Workers engaged in GVCs felt a disproportionate impact of the pandemic and the disruptions in supply chains. Workers have lost their jobs or been subject to even more strenuous conditions by companies, who have been able to exploit vulnerable workers due to the lack of regulations. The full impact of COVID-19 and the accompanying lockdowns and economic crises on modern slavery in GVCs has not yet been fully identified, but it has been estimated that the impact has been detrimental to workers. The voluntary and/or ambiguous nature of domestic due diligence requirements has made it easier for MNCs to exploit workers at a greater scale, with women, children and migrant workers facing increasing obstacles. Further, the uncertain nature of the pandemic has led to continuous shocks to GVCs, leading to further deterioration in compliance.

 

Viable solutions

The exacerbation of modern slavery in GVCs by the pandemic has also presented as an opportunity for governments to strengthen the framework for corporate accountability worldwide. Understanding the limited resources available to companies and the disruptions faced in GVCs, government regulators must use this time to not relax the existing obligations, but incentivise reporting by companies. The increased emphasis on local production has made it easier to identify and prevent abuses, which authorities must use to their advantage. This time must also be utilized by legislators to put in place more effective and comprehensive policies that take into account the global nature of modern slavery.

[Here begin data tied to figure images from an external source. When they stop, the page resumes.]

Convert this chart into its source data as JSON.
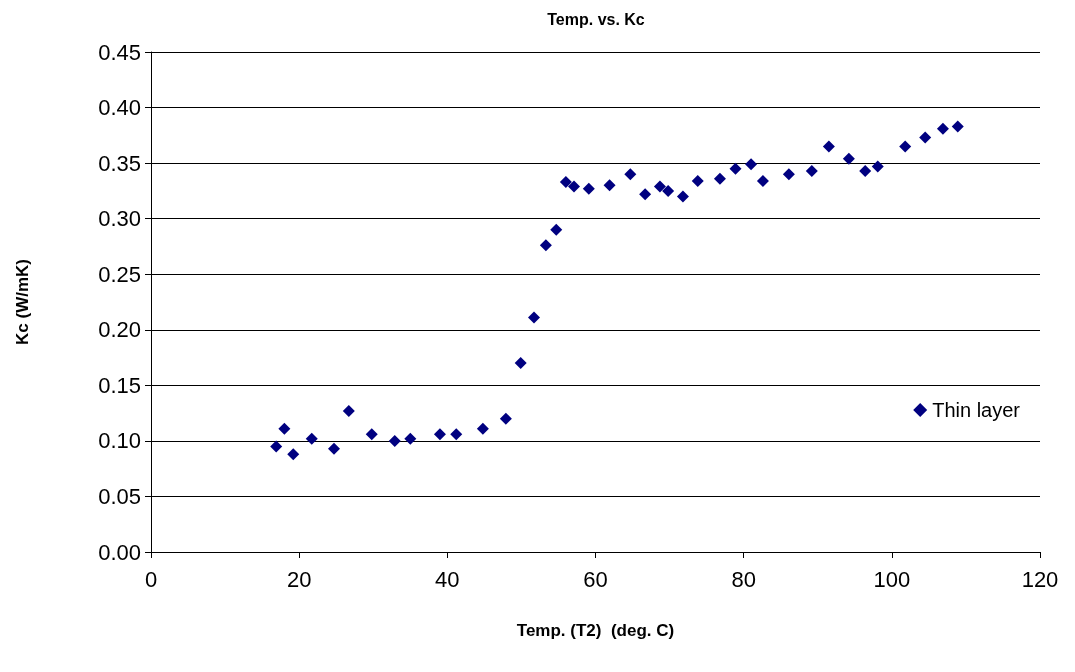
{
  "chart_data": {
    "type": "scatter",
    "title": "Temp. vs. Kc",
    "xlabel": "Temp. (T2)  (deg. C)",
    "ylabel": "Kc (W/mK)",
    "x": [
      16.9,
      18.0,
      19.2,
      21.7,
      24.7,
      26.7,
      29.8,
      32.9,
      35.0,
      39.0,
      41.2,
      44.8,
      47.9,
      49.9,
      51.7,
      53.3,
      54.7,
      56.0,
      57.1,
      59.1,
      61.9,
      64.7,
      66.7,
      68.7,
      69.8,
      71.8,
      73.8,
      76.8,
      78.9,
      81.0,
      82.6,
      86.1,
      89.2,
      91.5,
      94.2,
      96.4,
      98.1,
      101.8,
      104.5,
      106.9,
      108.9
    ],
    "series": [
      {
        "name": "Thin layer",
        "color": "#000080",
        "values": [
          0.095,
          0.111,
          0.088,
          0.102,
          0.093,
          0.127,
          0.106,
          0.1,
          0.102,
          0.106,
          0.106,
          0.111,
          0.12,
          0.17,
          0.211,
          0.276,
          0.29,
          0.333,
          0.329,
          0.327,
          0.33,
          0.34,
          0.322,
          0.329,
          0.325,
          0.32,
          0.334,
          0.336,
          0.345,
          0.349,
          0.334,
          0.34,
          0.343,
          0.365,
          0.354,
          0.343,
          0.347,
          0.365,
          0.373,
          0.381,
          0.383
        ]
      }
    ],
    "xlim": [
      0,
      120
    ],
    "xticks": [
      0,
      20,
      40,
      60,
      80,
      100,
      120
    ],
    "ylim": [
      0,
      0.45
    ],
    "yticks": [
      {
        "value": 0,
        "label": "0.00"
      },
      0.05,
      {
        "value": 0.1,
        "label": "0.10"
      },
      0.15,
      {
        "value": 0.2,
        "label": "0.20"
      },
      0.25,
      {
        "value": 0.3,
        "label": "0.30"
      },
      0.35,
      {
        "value": 0.4,
        "label": "0.40"
      },
      0.45
    ],
    "grid": "y",
    "legend": "right",
    "marker": "diamond"
  }
}
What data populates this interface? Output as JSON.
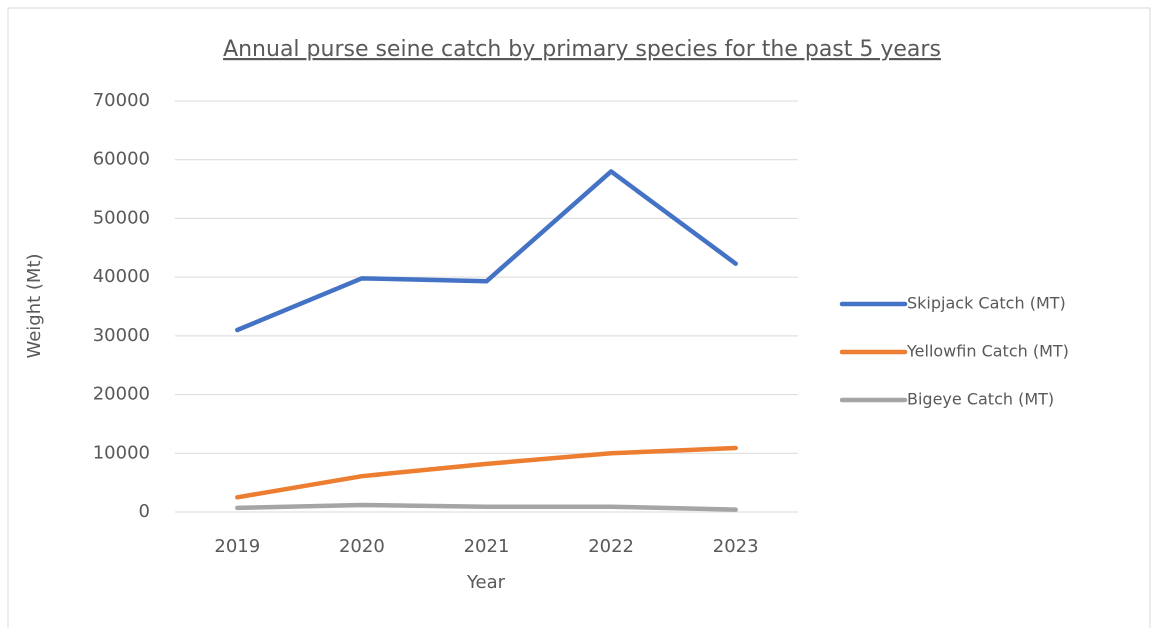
{
  "chart_data": {
    "type": "line",
    "title": "Annual purse seine catch by primary species for the past 5 years",
    "x_label": "Year",
    "y_label": "Weight (Mt)",
    "categories": [
      "2019",
      "2020",
      "2021",
      "2022",
      "2023"
    ],
    "series": [
      {
        "name": "Skipjack Catch (MT)",
        "color": "#4472c4",
        "values": [
          31000,
          39800,
          39300,
          58000,
          42300
        ]
      },
      {
        "name": "Yellowfin Catch (MT)",
        "color": "#ed7d31",
        "values": [
          2500,
          6100,
          8200,
          10000,
          10900
        ]
      },
      {
        "name": "Bigeye Catch (MT)",
        "color": "#a5a5a5",
        "values": [
          700,
          1200,
          900,
          900,
          400
        ]
      }
    ],
    "ylim": [
      0,
      70000
    ],
    "yticks": [
      0,
      10000,
      20000,
      30000,
      40000,
      50000,
      60000,
      70000
    ],
    "grid": true,
    "legend": "right"
  }
}
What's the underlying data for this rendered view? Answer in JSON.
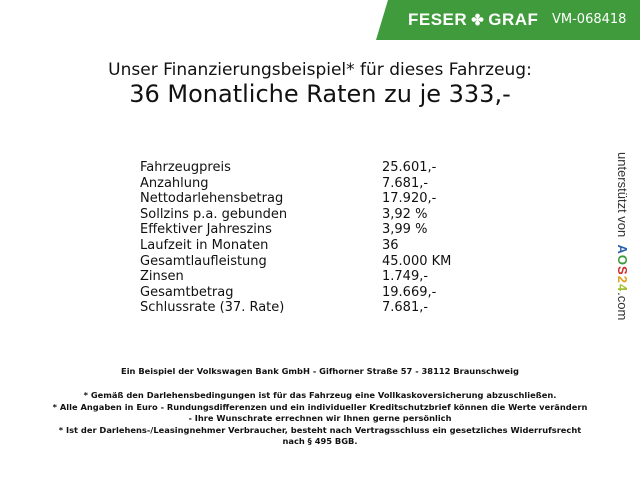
{
  "banner": {
    "brand_left": "FESER",
    "brand_right": "GRAF",
    "brand_icon": "clover-icon",
    "id": "VM-068418",
    "color": "#3f9b3b"
  },
  "title": {
    "line1": "Unser Finanzierungsbeispiel* für dieses Fahrzeug:",
    "line2": "36 Monatliche Raten zu je 333,-"
  },
  "rows": [
    {
      "label": "Fahrzeugpreis",
      "value": "25.601,-"
    },
    {
      "label": "Anzahlung",
      "value": "7.681,-"
    },
    {
      "label": "Nettodarlehensbetrag",
      "value": "17.920,-"
    },
    {
      "label": "Sollzins p.a. gebunden",
      "value": "3,92 %"
    },
    {
      "label": "Effektiver Jahreszins",
      "value": "3,99 %"
    },
    {
      "label": "Laufzeit in Monaten",
      "value": "36"
    },
    {
      "label": "Gesamtlaufleistung",
      "value": "45.000 KM"
    },
    {
      "label": "Zinsen",
      "value": "1.749,-"
    },
    {
      "label": "Gesamtbetrag",
      "value": "19.669,-"
    },
    {
      "label": "Schlussrate (37. Rate)",
      "value": "7.681,-"
    }
  ],
  "side": {
    "prefix": "unterstützt von",
    "logo": [
      "A",
      "O",
      "S",
      "2",
      "4"
    ],
    "suffix": ".com"
  },
  "footer": {
    "bank": "Ein Beispiel der Volkswagen Bank GmbH - Gifhorner Straße 57 - 38112 Braunschweig",
    "note1": "* Gemäß den Darlehensbedingungen ist für das Fahrzeug eine Vollkaskoversicherung abzuschließen.",
    "note2a": "* Alle Angaben in Euro - Rundungsdifferenzen und ein individueller Kreditschutzbrief können die Werte verändern",
    "note2b": "- Ihre Wunschrate errechnen wir Ihnen gerne persönlich",
    "note3a": "* Ist der Darlehens-/Leasingnehmer Verbraucher, besteht nach Vertragsschluss ein gesetzliches Widerrufsrecht",
    "note3b": "nach § 495 BGB."
  }
}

The pandemic also presents an opportunity for MNCs themselves to take part in the global effort in eliminating modern slavery. Corporations not only benefit from adopting due diligence frameworks and putting in place policies that prohibit human rights abuses, but also avoid reputational risks associated with engaging in modern slavery practices. The incorporation of best practices by companies, such as putting out a detailed statement on modern slavery within the business, could send a strong message to investors and stakeholders, in an economy where ESG is regarded as a major potential driver. Businesses must also review all existing and future relationships to prevent human rights abuses in supply chains across borders.